Today I am facing the fact that I need to get myself in check. I have let things slide and now I'm reaping what I've sown. My attitude sucks. I'm depressed. I'm lonely. I would rather sit and complain about these things or make sarcastic comments to those around me than actually do something to fix it. I've been wallowing in my self appraised shortcomings in life and allowing myself to become my own worst enemy. I have been looking at my life as a badly dealt hand at cards and whether consciously or not, it has been causing my life to become exactly that. I haven't completely destroyed my life or anything, but I have definitely caused myself unnecessary heart damage in the past few weeks. 

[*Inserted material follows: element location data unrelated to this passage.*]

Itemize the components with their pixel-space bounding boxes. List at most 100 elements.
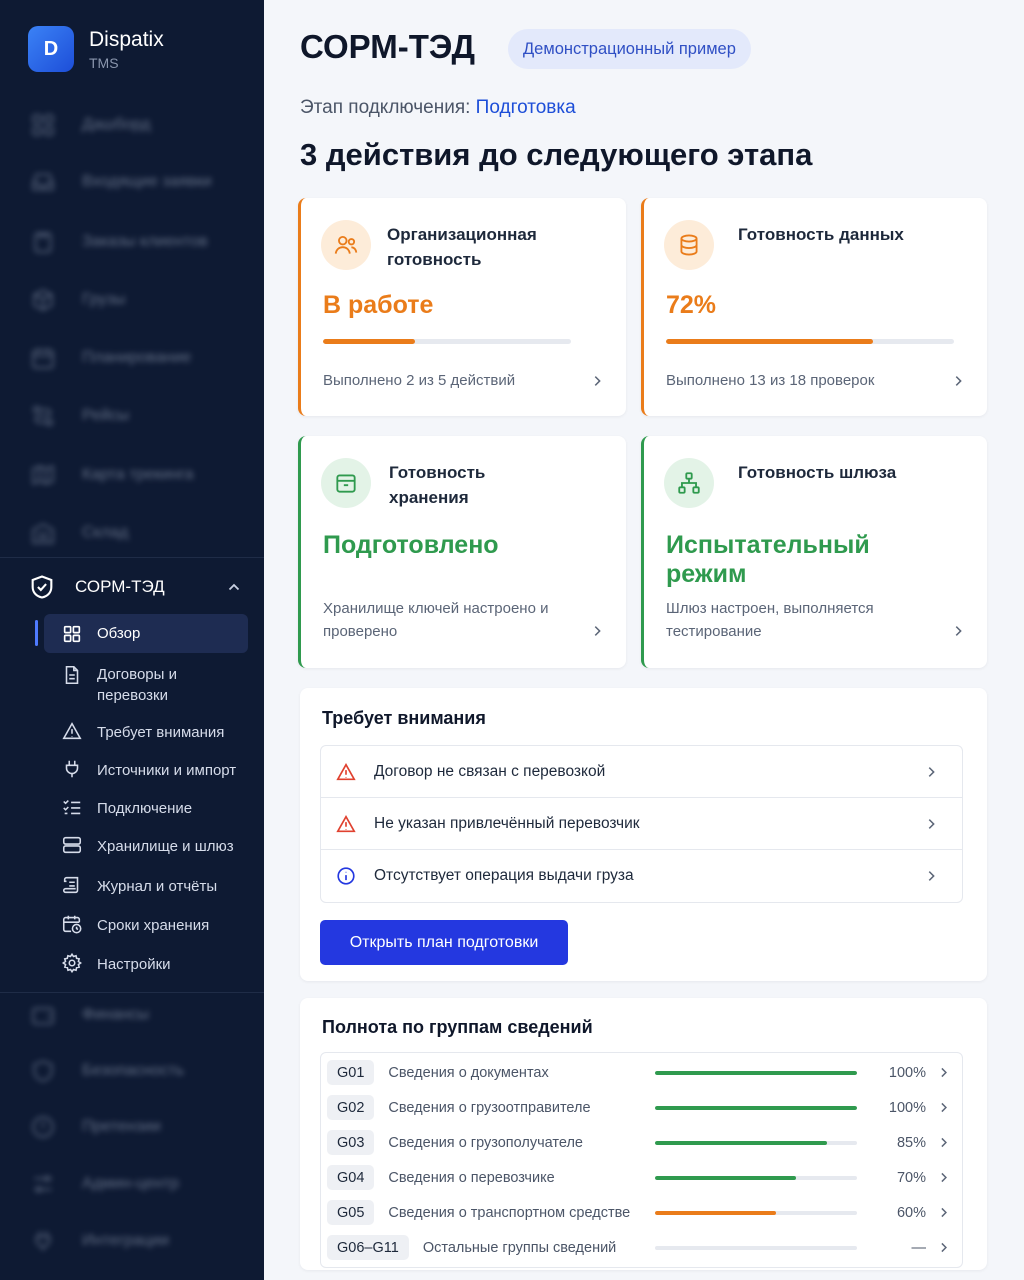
network-icon xyxy=(678,472,700,494)
sidebar-item-planning[interactable]: Планирование xyxy=(30,343,191,373)
card-footer: Выполнено 2 из 5 действий xyxy=(323,372,516,389)
inbox-icon xyxy=(32,173,54,191)
sidebar-item-journal[interactable]: Журнал и отчёты xyxy=(44,867,248,904)
sidebar-item-dashboard[interactable]: Дашборд xyxy=(30,110,151,140)
sidebar-section-sorm[interactable]: СОРМ-ТЭД xyxy=(28,570,242,604)
sidebar-item-contracts[interactable]: Договоры и перевозки xyxy=(44,655,248,709)
attention-item-text: Не указан привлечённый перевозчик xyxy=(374,814,640,832)
sidebar-item-settings[interactable]: Настройки xyxy=(44,945,248,982)
card-status: Испытательный режим xyxy=(666,531,870,588)
sidebar-item-label: Интеграции xyxy=(82,1232,170,1249)
card-title: Готовность данных xyxy=(738,225,904,244)
sidebar-item-sources[interactable]: Источники и импорт xyxy=(44,751,248,787)
group-percent: 60% xyxy=(896,1204,926,1221)
group-code: G02 xyxy=(327,1095,375,1120)
sidebar-item-label: Рейсы xyxy=(82,407,130,424)
group-row[interactable]: G02 Сведения о грузоотправителе 100% xyxy=(321,1090,962,1125)
sidebar-item-trips[interactable]: Рейсы xyxy=(30,401,129,431)
checklist-icon xyxy=(63,800,81,815)
sidebar-item-finance[interactable]: Финансы xyxy=(30,1000,149,1030)
sidebar-item-label: Входящие заявки xyxy=(82,173,212,190)
group-row[interactable]: G03 Сведения о грузополучателе 85% xyxy=(321,1125,962,1160)
sidebar-item-label: Требует внимания xyxy=(97,724,225,741)
card-data-readiness[interactable]: Готовность данных 72% Выполнено 13 из 18… xyxy=(641,198,987,416)
card-footer: Хранилище ключей настроено и проверено xyxy=(323,600,549,640)
group-code: G03 xyxy=(327,1130,375,1155)
group-progress-fill xyxy=(655,1105,857,1110)
card-storage-readiness[interactable]: Готовность хранения Подготовлено Хранили… xyxy=(298,436,626,668)
group-code: G06–G11 xyxy=(327,1235,409,1260)
card-title: Готовность шлюза xyxy=(738,463,897,482)
sidebar-item-connection[interactable]: Подключение xyxy=(44,789,248,825)
group-row[interactable]: G04 Сведения о перевозчике 70% xyxy=(321,1160,962,1195)
brand-name: Dispatix xyxy=(89,27,164,51)
group-code: G04 xyxy=(327,1165,375,1190)
attention-item[interactable]: Договор не связан с перевозкой xyxy=(321,746,962,798)
sidebar-divider xyxy=(0,557,264,558)
sidebar-item-inbox[interactable]: Входящие заявки xyxy=(30,167,212,197)
warning-icon xyxy=(336,762,356,780)
progress-bar xyxy=(323,339,571,344)
group-progress-bar xyxy=(655,1070,857,1075)
sidebar-item-admin[interactable]: Админ-центр xyxy=(30,1169,179,1199)
group-percent: 70% xyxy=(896,1169,926,1186)
group-row[interactable]: G01 Сведения о документах 100% xyxy=(321,1055,962,1090)
sidebar-item-attention[interactable]: Требует внимания xyxy=(44,713,248,749)
active-indicator xyxy=(35,620,38,646)
open-plan-button[interactable]: Открыть план подготовки xyxy=(320,920,568,965)
sidebar-item-cargo[interactable]: Грузы xyxy=(30,285,125,315)
sidebar-item-claims[interactable]: Претензии xyxy=(30,1112,161,1142)
card-org-readiness[interactable]: Организационная готовность В работе Выпо… xyxy=(298,198,626,416)
group-name: Остальные группы сведений xyxy=(422,1239,617,1256)
stage-value[interactable]: Подготовка xyxy=(476,97,576,118)
group-row[interactable]: G05 Сведения о транспортном средстве 60% xyxy=(321,1195,962,1230)
sidebar-item-label: Сроки хранения xyxy=(97,917,210,934)
card-footer: Шлюз настроен, выполняется тестирование xyxy=(666,600,874,640)
grid-icon xyxy=(32,114,54,136)
group-progress-bar xyxy=(655,1140,857,1145)
wallet-icon xyxy=(32,1007,54,1025)
chevron-right-icon xyxy=(955,376,962,386)
sidebar-item-label: Договоры и перевозки xyxy=(97,666,177,704)
chevron-right-icon xyxy=(941,1102,947,1113)
chevron-right-icon xyxy=(955,626,962,636)
route-icon xyxy=(32,405,54,427)
sidebar-item-warehouse[interactable]: Склад xyxy=(30,518,128,548)
brand-sub: TMS xyxy=(89,54,119,71)
group-row[interactable]: G06–G11 Остальные группы сведений — xyxy=(321,1230,962,1265)
brand-logo: D xyxy=(28,26,74,72)
brand[interactable]: D Dispatix TMS xyxy=(28,26,164,72)
sidebar-item-security[interactable]: Безопасность xyxy=(30,1056,184,1086)
sidebar-item-orders[interactable]: Заказы клиентов xyxy=(30,227,208,257)
warning-icon xyxy=(336,814,356,832)
card-gateway-readiness[interactable]: Готовность шлюза Испытательный режим Шлю… xyxy=(641,436,987,668)
chevron-right-icon xyxy=(941,1137,947,1148)
sidebar-item-overview[interactable]: Обзор xyxy=(44,614,248,653)
users-icon xyxy=(334,235,358,254)
sidebar-item-integrations[interactable]: Интеграции xyxy=(30,1226,169,1256)
sidebar-item-storage[interactable]: Хранилище и шлюз xyxy=(44,827,248,865)
sidebar-item-label: Обзор xyxy=(97,625,141,642)
sidebar-item-label: Хранилище и шлюз xyxy=(97,838,234,855)
group-code: G05 xyxy=(327,1200,375,1225)
plug-icon xyxy=(65,760,79,778)
progress-bar xyxy=(666,339,954,344)
calendar-icon xyxy=(32,348,54,369)
alert-circle-icon xyxy=(32,1116,54,1138)
steps-title: 3 действия до следующего этапа xyxy=(300,137,813,172)
sidebar-item-retention[interactable]: Сроки хранения xyxy=(44,906,248,943)
card-status: Подготовлено xyxy=(323,531,499,559)
group-progress-fill xyxy=(655,1175,797,1180)
attention-panel: Требует внимания Договор не связан с пер… xyxy=(300,688,987,981)
clipboard-icon xyxy=(34,232,52,253)
sidebar-item-map[interactable]: Карта трекинга xyxy=(30,460,194,490)
group-progress-fill xyxy=(655,1140,827,1145)
progress-fill xyxy=(666,339,874,344)
group-progress-fill xyxy=(655,1210,777,1215)
attention-item[interactable]: Отсутствует операция выдачи груза xyxy=(321,850,962,902)
sidebar-item-label: Источники и импорт xyxy=(97,762,237,779)
attention-item[interactable]: Не указан привлечённый перевозчик xyxy=(321,798,962,850)
group-progress-fill xyxy=(655,1070,857,1075)
chevron-up-icon[interactable] xyxy=(226,579,242,595)
group-name: Сведения о документах xyxy=(388,1064,549,1081)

I have to stop. I have to stop thinking I don't deserve to have a break. I have to stop thinking that I don't have time to do the things I need to keep my mind and heart healthy. I have to stop filling my head with so much negativity that all I do is produce negative energy and suck people into my stupid funk. It's time to get out of the funk and get back on track.

After what I can only assume was a very frustrating conversation for my boyfriend to have with me he told me to "gather my thoughts" and we'd talk more later. This was my opportunity to explain to him why for the past week I have been Negative Nancy and I sound completely unenthused. I'll admit that first I was irritated at him for telling me to do that. I have my thoughts gathered. I'm mad. I'm tired. I'm so tired that I'm mad about being tired and vice versa. I miss my boyfriend. I have very little social life. I'm depressed. I had all these thoughts gathered. Along with the thought that I wanted to keep holding onto that. That's what I said. I told him that I knew how to fix it and that I just didn't want to. It's so stupid how that happens. It's like some little demon inside me likes being mad and wants me to stay that way even when I don't want to at all. It's this battle within me and I fight it more often than I'd like to admit. I suppose the first step to overcoming something is identifying it. I have different thoughts gathered now. The original thoughts are still there, but now I have a plan for overcoming them, and I'm actually going to do it.